A lot of people that enjoy cooking, don’t necessarily enjoy baking – chef’s included!  In restaurants there are desserts that are the province of bakers and pastry chefs, and then yet another that are often called “cook’s desserts”.  “Cook’s desserts” are those which aren’t terribly complicated, don’t need hours of preparation and can be done rather quickly…like crepes, bread pudding, custards, things of that nature.  I think it’s always good to have a few “tricks up your sleeve” for spur of the moment entertaining.  I thought I’d share with you one of those dessert magic acts so you too can have an impromptu dessert without a lot of work or ingredients.

Zabaglione (pronounced Za-Bi-YO-nay) is a classic Italian dessert that is also served as a sauce.  In France or on French menus it would be called “Sabayon” and is sometimes done in a savory version as a sauce for seafood.  Essentially Zabaglione is a sweetened whipped egg custard.  In its most basic form it consists of only 3 items:  egg yolks, sugar, liqueur/wine.  Probably the most traditional is that which is made with sweet Marsala wine which produces a slightly nutty flavor in the sauce.  I think it has the flavor of warm, soft, melty saltwater taffy in your mouth.  It’s also easy to remember because a ratio of 1:1:1 works just fine.  That would be 1 egg yolk, 1 tablespoon sugar, 1 tablespoon liqueur of choice.  I recommend doing a 2 yolk batch simply because a 1 yolk batch is going to be hard to whip properly over the hot water bath.  Better to do more than necessary than to end up curdling it or having it not as airy as it should be. 

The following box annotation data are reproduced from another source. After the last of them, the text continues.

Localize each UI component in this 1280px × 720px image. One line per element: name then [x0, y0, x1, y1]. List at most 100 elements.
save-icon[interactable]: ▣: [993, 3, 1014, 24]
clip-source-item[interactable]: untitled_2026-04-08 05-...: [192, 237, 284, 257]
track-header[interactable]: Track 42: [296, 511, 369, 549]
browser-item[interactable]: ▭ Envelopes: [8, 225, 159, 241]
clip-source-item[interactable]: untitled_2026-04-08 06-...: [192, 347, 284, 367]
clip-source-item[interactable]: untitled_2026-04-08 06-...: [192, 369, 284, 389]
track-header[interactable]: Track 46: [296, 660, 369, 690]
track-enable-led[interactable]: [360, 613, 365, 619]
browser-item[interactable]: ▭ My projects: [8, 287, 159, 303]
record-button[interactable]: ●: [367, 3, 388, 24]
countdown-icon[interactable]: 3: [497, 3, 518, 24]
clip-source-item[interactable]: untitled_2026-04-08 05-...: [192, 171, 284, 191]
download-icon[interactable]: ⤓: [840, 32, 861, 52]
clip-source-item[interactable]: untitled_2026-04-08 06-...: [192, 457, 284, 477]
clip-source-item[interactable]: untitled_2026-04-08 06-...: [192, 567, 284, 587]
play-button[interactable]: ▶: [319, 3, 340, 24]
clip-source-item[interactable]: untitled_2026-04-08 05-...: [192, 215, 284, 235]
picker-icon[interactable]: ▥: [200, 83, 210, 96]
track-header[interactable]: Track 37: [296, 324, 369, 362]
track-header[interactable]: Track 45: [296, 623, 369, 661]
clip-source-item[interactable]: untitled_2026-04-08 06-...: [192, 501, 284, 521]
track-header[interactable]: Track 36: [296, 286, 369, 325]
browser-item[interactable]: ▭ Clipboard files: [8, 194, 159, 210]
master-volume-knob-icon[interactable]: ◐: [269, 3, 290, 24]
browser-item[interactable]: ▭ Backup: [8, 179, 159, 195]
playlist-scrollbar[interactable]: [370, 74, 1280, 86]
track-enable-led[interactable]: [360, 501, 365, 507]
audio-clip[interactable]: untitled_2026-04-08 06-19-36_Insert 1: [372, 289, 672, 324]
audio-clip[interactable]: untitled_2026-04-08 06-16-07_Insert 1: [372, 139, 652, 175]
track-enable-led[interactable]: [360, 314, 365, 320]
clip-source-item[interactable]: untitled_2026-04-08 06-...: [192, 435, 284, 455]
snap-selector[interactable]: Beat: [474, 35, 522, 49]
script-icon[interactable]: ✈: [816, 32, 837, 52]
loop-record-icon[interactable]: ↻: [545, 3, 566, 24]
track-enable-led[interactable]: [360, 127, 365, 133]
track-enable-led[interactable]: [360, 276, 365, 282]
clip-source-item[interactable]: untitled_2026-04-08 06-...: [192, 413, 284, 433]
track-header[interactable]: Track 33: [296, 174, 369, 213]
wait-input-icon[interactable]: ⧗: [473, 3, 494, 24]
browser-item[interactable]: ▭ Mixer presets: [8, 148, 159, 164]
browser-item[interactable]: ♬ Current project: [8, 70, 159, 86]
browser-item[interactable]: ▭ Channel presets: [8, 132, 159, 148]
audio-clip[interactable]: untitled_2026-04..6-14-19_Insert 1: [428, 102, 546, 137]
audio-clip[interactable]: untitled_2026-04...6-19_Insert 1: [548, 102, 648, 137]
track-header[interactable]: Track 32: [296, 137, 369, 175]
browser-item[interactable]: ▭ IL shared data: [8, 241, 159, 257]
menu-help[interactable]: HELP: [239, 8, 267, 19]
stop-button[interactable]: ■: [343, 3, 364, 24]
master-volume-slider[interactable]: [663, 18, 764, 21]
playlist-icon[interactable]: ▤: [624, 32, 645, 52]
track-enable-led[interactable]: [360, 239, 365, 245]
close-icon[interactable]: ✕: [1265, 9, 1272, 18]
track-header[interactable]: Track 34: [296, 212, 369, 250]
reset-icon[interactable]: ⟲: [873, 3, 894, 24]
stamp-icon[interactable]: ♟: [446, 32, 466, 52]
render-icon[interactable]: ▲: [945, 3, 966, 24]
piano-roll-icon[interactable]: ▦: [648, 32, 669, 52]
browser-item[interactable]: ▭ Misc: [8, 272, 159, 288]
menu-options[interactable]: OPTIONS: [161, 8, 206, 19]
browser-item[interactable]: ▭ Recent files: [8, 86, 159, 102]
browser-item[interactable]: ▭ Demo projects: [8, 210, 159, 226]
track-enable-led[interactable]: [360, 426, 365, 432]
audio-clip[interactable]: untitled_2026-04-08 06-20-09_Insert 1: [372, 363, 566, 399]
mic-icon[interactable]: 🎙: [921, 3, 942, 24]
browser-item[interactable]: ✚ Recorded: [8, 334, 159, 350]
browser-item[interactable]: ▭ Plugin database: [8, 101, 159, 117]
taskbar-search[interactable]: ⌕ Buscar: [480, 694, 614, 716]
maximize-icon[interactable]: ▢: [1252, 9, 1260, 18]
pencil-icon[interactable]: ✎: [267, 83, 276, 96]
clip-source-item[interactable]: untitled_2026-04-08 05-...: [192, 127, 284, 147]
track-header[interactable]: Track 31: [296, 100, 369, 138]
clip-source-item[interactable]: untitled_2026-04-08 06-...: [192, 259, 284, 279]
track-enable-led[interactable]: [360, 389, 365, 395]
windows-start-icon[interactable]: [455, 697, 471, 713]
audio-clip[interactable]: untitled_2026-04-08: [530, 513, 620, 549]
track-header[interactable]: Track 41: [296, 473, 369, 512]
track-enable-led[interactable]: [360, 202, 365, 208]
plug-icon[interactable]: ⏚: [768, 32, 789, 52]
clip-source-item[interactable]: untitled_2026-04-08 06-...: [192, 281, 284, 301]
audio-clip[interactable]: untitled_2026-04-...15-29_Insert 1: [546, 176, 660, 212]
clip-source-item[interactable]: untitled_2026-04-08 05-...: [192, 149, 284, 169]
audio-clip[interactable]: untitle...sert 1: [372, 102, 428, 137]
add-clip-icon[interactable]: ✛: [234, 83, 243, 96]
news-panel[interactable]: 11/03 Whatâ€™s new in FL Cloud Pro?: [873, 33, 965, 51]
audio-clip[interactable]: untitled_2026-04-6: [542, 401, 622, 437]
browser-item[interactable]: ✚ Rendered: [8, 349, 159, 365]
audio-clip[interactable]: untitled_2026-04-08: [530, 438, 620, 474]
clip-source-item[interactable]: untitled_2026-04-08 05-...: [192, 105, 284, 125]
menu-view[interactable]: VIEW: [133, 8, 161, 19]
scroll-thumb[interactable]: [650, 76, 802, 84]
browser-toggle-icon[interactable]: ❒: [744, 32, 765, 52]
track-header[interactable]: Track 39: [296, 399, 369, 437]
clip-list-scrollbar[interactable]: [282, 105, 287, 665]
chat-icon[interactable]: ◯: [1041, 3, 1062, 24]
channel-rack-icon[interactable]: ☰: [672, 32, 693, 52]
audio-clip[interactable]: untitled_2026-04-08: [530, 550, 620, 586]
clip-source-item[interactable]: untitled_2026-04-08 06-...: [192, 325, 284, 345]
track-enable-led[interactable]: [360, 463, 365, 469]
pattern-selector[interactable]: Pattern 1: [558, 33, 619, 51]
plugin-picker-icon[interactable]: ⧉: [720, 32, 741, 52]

It is typically made right before serving, some upscale Italian restaurants will even prepare it tableside.   There are a couple of options depending on your needs:

1)  If you want it as more of a sauce and want it slightly warm, then you’ll need to whip and cook right before serving.  In this case you can simply beat everything together up to the point of cooking and then keep in the refrigerator until ready to cook.  

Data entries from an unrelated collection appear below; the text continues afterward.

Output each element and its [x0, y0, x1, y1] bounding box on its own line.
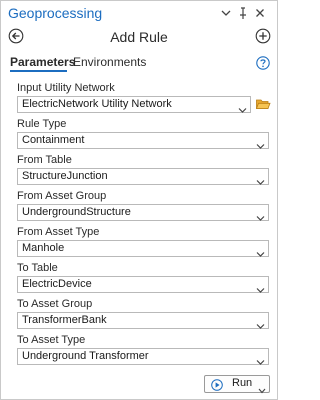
dropdown-value: TransformerBank: [22, 314, 107, 326]
to-asset-group-dropdown[interactable]: TransformerBank: [17, 312, 269, 329]
to-asset-type-dropdown[interactable]: Underground Transformer: [17, 348, 269, 365]
help-icon[interactable]: [256, 56, 270, 70]
chevron-down-icon: [256, 353, 265, 365]
folder-icon[interactable]: [255, 96, 271, 112]
param-label: From Asset Group: [17, 190, 107, 202]
chevron-down-icon: [256, 317, 265, 329]
param-label: To Asset Type: [17, 334, 86, 346]
tab-bar: Parameters Environments: [1, 55, 277, 73]
dropdown-value: Containment: [22, 134, 85, 146]
param-label: To Table: [17, 262, 58, 274]
pane-footer: Run: [1, 373, 277, 397]
input-utility-network-dropdown[interactable]: ElectricNetwork Utility Network: [17, 96, 251, 113]
param-label: Input Utility Network: [17, 82, 115, 94]
from-asset-type-dropdown[interactable]: Manhole: [17, 240, 269, 257]
close-icon[interactable]: [254, 5, 266, 21]
pane-title: Geoprocessing: [8, 5, 103, 21]
rule-type-dropdown[interactable]: Containment: [17, 132, 269, 149]
chevron-down-icon: [256, 281, 265, 293]
dropdown-value: Manhole: [22, 242, 65, 254]
active-tab-indicator: [10, 70, 67, 72]
dropdown-value: Underground Transformer: [22, 350, 149, 362]
chevron-down-icon: [256, 173, 265, 185]
dropdown-value: StructureJunction: [22, 170, 108, 182]
from-table-dropdown[interactable]: StructureJunction: [17, 168, 269, 185]
tab-environments[interactable]: Environments: [73, 55, 146, 69]
dropdown-value: ElectricNetwork Utility Network: [22, 98, 172, 110]
geoprocessing-pane: Geoprocessing Add Rule Parameters Enviro…: [0, 0, 278, 400]
tool-title: Add Rule: [110, 29, 168, 45]
pane-titlebar: Geoprocessing: [1, 1, 277, 27]
param-label: To Asset Group: [17, 298, 93, 310]
chevron-down-icon[interactable]: [258, 381, 266, 394]
play-icon: [211, 378, 223, 391]
chevron-down-icon: [256, 137, 265, 149]
run-button[interactable]: Run: [204, 375, 270, 394]
from-asset-group-dropdown[interactable]: UndergroundStructure: [17, 204, 269, 221]
tab-parameters[interactable]: Parameters: [10, 55, 75, 69]
pin-icon[interactable]: [237, 5, 249, 21]
chevron-down-icon: [256, 209, 265, 221]
dropdown-value: UndergroundStructure: [22, 206, 131, 218]
run-label: Run: [232, 377, 253, 389]
tool-header: Add Rule: [1, 27, 277, 49]
chevron-down-icon[interactable]: [220, 5, 232, 21]
dropdown-value: ElectricDevice: [22, 278, 92, 290]
add-icon[interactable]: [255, 28, 271, 44]
chevron-down-icon: [238, 101, 247, 113]
param-label: Rule Type: [17, 118, 67, 130]
param-label: From Asset Type: [17, 226, 100, 238]
chevron-down-icon: [256, 245, 265, 257]
to-table-dropdown[interactable]: ElectricDevice: [17, 276, 269, 293]
param-label: From Table: [17, 154, 72, 166]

2) The secondary option is to whip and cook it ahead of time and then fold into some sweetened whipped cream that has also been lightly flavored with the same liqueur.  Flavoring the whipped cream with the same liqueur will prevent the cream from diluting the flavor of the zabaglione.  You can then layer it in some tall attractive glasses with fruit and/or cake to create a parfait or trifle style dessert.

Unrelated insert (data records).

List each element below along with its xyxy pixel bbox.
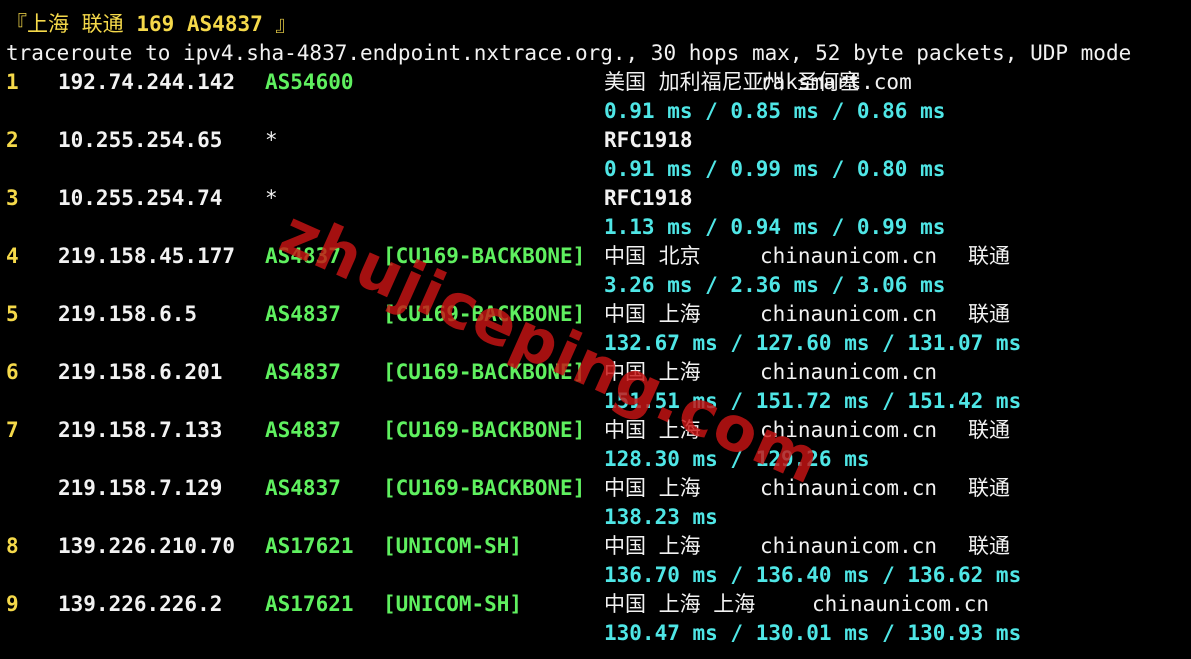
header-bracket-open: 『 — [6, 12, 27, 36]
hop-row: 6 219.158.6.201 AS4837 [CU169-BACKBONE] 中国 上… — [6, 358, 1191, 387]
hop-isp: 联通 — [968, 244, 1010, 268]
hop-number: 8 — [6, 534, 19, 558]
hop-asn: AS4837 — [265, 476, 341, 500]
hop-rtt-row: 138.23 ms — [6, 503, 1191, 532]
hop-rtt: 130.47 ms / 130.01 ms / 130.93 ms — [604, 621, 1022, 645]
hop-rtt-row: 151.51 ms / 151.72 ms / 151.42 ms — [6, 387, 1191, 416]
hop-rtt: 128.30 ms / 129.26 ms — [604, 447, 870, 471]
hop-geo: RFC1918 — [604, 128, 693, 152]
hop-asn: AS17621 — [265, 592, 354, 616]
hop-tag: [CU169-BACKBONE] — [383, 418, 586, 442]
hop-tag: [CU169-BACKBONE] — [383, 476, 586, 500]
hop-row: 8 139.226.210.70 AS17621 [UNICOM-SH] 中国 上海 ch… — [6, 532, 1191, 561]
hop-geo: 中国 上海 上海 — [604, 592, 756, 616]
hop-geo: 中国 上海 — [604, 418, 701, 442]
header-location: 上海 联通 — [27, 12, 124, 36]
hop-number: 7 — [6, 418, 19, 442]
hop-tag: [CU169-BACKBONE] — [383, 302, 586, 326]
hop-host: chinaunicom.cn — [760, 534, 938, 558]
hop-rtt: 0.91 ms / 0.85 ms / 0.86 ms — [604, 99, 946, 123]
hop-host: chinaunicom.cn — [760, 244, 938, 268]
hop-ip: 10.255.254.74 — [58, 186, 223, 210]
hop-rtt: 136.70 ms / 136.40 ms / 136.62 ms — [604, 563, 1022, 587]
hop-tag: [UNICOM-SH] — [383, 592, 523, 616]
hop-number: 2 — [6, 128, 19, 152]
hop-isp: 联通 — [968, 418, 1010, 442]
header-bracket-close: 』 — [275, 12, 297, 36]
hop-geo: 中国 上海 — [604, 302, 701, 326]
hop-ip: 219.158.7.133 — [58, 418, 223, 442]
hop-host: raksmart.com — [760, 70, 912, 94]
hop-tag: [UNICOM-SH] — [383, 534, 523, 558]
hop-row: 3 10.255.254.74 * RFC1918 — [6, 184, 1191, 213]
hop-rtt-row: 130.47 ms / 130.01 ms / 130.93 ms — [6, 619, 1191, 648]
hop-rtt-row: 128.30 ms / 129.26 ms — [6, 445, 1191, 474]
hop-host: chinaunicom.cn — [760, 476, 938, 500]
hop-number: 4 — [6, 244, 19, 268]
hop-rtt-row: 1.13 ms / 0.94 ms / 0.99 ms — [6, 213, 1191, 242]
hop-number: 5 — [6, 302, 19, 326]
hop-ip: 219.158.6.201 — [58, 360, 223, 384]
command-line: traceroute to ipv4.sha-4837.endpoint.nxt… — [6, 41, 1132, 65]
hop-ip: 139.226.226.2 — [58, 592, 223, 616]
hop-ip: 10.255.254.65 — [58, 128, 223, 152]
hop-row: 2 10.255.254.65 * RFC1918 — [6, 126, 1191, 155]
hop-ip: 219.158.7.129 — [58, 476, 223, 500]
hop-asn: AS4837 — [265, 360, 341, 384]
hop-rtt: 1.13 ms / 0.94 ms / 0.99 ms — [604, 215, 946, 239]
hop-geo: 中国 北京 — [604, 244, 701, 268]
hop-row: 7 219.158.7.133 AS4837 [CU169-BACKBONE] 中国 上… — [6, 416, 1191, 445]
hop-number: 6 — [6, 360, 19, 384]
hop-row: 219.158.7.129 AS4837 [CU169-BACKBONE] 中国 上海… — [6, 474, 1191, 503]
hop-number: 1 — [6, 70, 19, 94]
hop-host: chinaunicom.cn — [760, 360, 938, 384]
hop-row: 9 139.226.226.2 AS17621 [UNICOM-SH] 中国 上海 上海… — [6, 590, 1191, 619]
hop-rtt-row: 0.91 ms / 0.99 ms / 0.80 ms — [6, 155, 1191, 184]
hop-geo: 中国 上海 — [604, 360, 701, 384]
hop-rtt: 0.91 ms / 0.99 ms / 0.80 ms — [604, 157, 946, 181]
hop-ip: 219.158.45.177 — [58, 244, 236, 268]
hop-row: 5 219.158.6.5 AS4837 [CU169-BACKBONE] 中国 上海 c… — [6, 300, 1191, 329]
hop-rtt: 3.26 ms / 2.36 ms / 3.06 ms — [604, 273, 946, 297]
hop-host: chinaunicom.cn — [760, 302, 938, 326]
hop-isp: 联通 — [968, 302, 1010, 326]
hop-ip: 192.74.244.142 — [58, 70, 236, 94]
hop-geo: RFC1918 — [604, 186, 693, 210]
hop-tag: [CU169-BACKBONE] — [383, 244, 586, 268]
hop-host: chinaunicom.cn — [760, 418, 938, 442]
header-route-id: 169 AS4837 — [136, 12, 263, 36]
hop-rtt: 138.23 ms — [604, 505, 718, 529]
hop-geo: 中国 上海 — [604, 476, 701, 500]
hop-rtt-row: 0.91 ms / 0.85 ms / 0.86 ms — [6, 97, 1191, 126]
trace-header: 『上海 联通 169 AS4837 』 — [6, 10, 1191, 39]
hop-geo: 中国 上海 — [604, 534, 701, 558]
hop-asn: * — [265, 128, 278, 152]
hop-asn: AS4837 — [265, 418, 341, 442]
hop-number: 3 — [6, 186, 19, 210]
hop-rtt-row: 136.70 ms / 136.40 ms / 136.62 ms — [6, 561, 1191, 590]
hop-rtt: 151.51 ms / 151.72 ms / 151.42 ms — [604, 389, 1022, 413]
hop-asn: * — [265, 186, 278, 210]
hop-host: chinaunicom.cn — [812, 592, 990, 616]
hop-ip: 219.158.6.5 — [58, 302, 198, 326]
hop-tag: [CU169-BACKBONE] — [383, 360, 586, 384]
hop-asn: AS4837 — [265, 244, 341, 268]
hop-asn: AS54600 — [265, 70, 354, 94]
hop-isp: 联通 — [968, 534, 1010, 558]
hop-asn: AS17621 — [265, 534, 354, 558]
hop-number: 9 — [6, 592, 19, 616]
hop-rtt: 132.67 ms / 127.60 ms / 131.07 ms — [604, 331, 1022, 355]
hop-rtt-row: 3.26 ms / 2.36 ms / 3.06 ms — [6, 271, 1191, 300]
hop-ip: 139.226.210.70 — [58, 534, 236, 558]
hop-row: 4 219.158.45.177 AS4837 [CU169-BACKBONE] 中国 … — [6, 242, 1191, 271]
hop-asn: AS4837 — [265, 302, 341, 326]
hop-row: 1 192.74.244.142 AS54600 美国 加利福尼亚州 圣何塞 raksm… — [6, 68, 1191, 97]
hop-isp: 联通 — [968, 476, 1010, 500]
terminal-output: 『上海 联通 169 AS4837 』 traceroute to ipv4.s… — [6, 10, 1191, 659]
hop-rtt-row: 132.67 ms / 127.60 ms / 131.07 ms — [6, 329, 1191, 358]
hop-list: 1 192.74.244.142 AS54600 美国 加利福尼亚州 圣何塞 raksm… — [6, 68, 1191, 648]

Ginger Poundcake with pears and zabaglione

Recently some friends and I were preparing dinner and we wanted something sweet but without a lot of work.  The grocery store had ginger pound cake so we purchased one of those and picked up some pears.  The pears were cored, sliced and tossed with a little honey (the host was out of sugar) and then put in the oven to roast.  Once the pears were roasted we simply spooned those over the poundcake and topped it with zabaglione that I had made with honey (no sugar in the house) and Poire William (pear brandy).   Voila!  Dessert was served!

 

 

Zabaglione

Yield:  4 servings as sauce

2 egg yolks

2 tablespoons sugar (may also substitute honey)

pinch of salt

2 tablespoons liqueur of choice (Marsala, Grand Marnier, Amaretto, Rum, Brandy)

 

Place egg yolks in a stainless steel bowl (about 3 quart) large enough to be set over a small to medium saucepan and have the sides extend over the edges of the pan (You’ll need to cook this over a hot water bath so you’ll need to be able to grasp the sides of the bowl).  Add the sugar and a pinch of salt to the yolks and whisk vigorously until the mixture has formed a “ribbon”.  It will be very light in color and thick, like cake batter.  A ribbon is formed when you drop the mixture from the whisk back onto the rest of the mixture in the bowl and a streak remains on top for a slight bit before melting back into the rest of the mixture.  After the mixture has formed a ribbon add the liqueur and whisk into the egg mixture to achieve an even liquid-like consistency.  Scrape any sugar granules down from upper edges of the bowl.

Fill a small to medium sized saucepan with 1-inch of water.  Place on the stove and bring water to a simmer.  Once water is simmering, turn down slightly so there is not a lot of bubbling going on but steam is still being produced.  Place the egg mixture over the pot of steaming water and whisk vigorously, removing periodically (continuing to whisk) to allow the bowl to cool slightly and prevent the eggs from cooking to quickly.  The more air that is whisked into it during the initial cooking, the more frothy and light it will be.  Continue whisking and removing from heat until it once again “forms a ribbon”.  Once a ribbon has formed, drizzle sauce over fresh fruit, use to sauce a cake, or cool and fold with sweetened and flavored whipped cream as a mousse to be served in a glass with fresh fruit and some crisp cookies.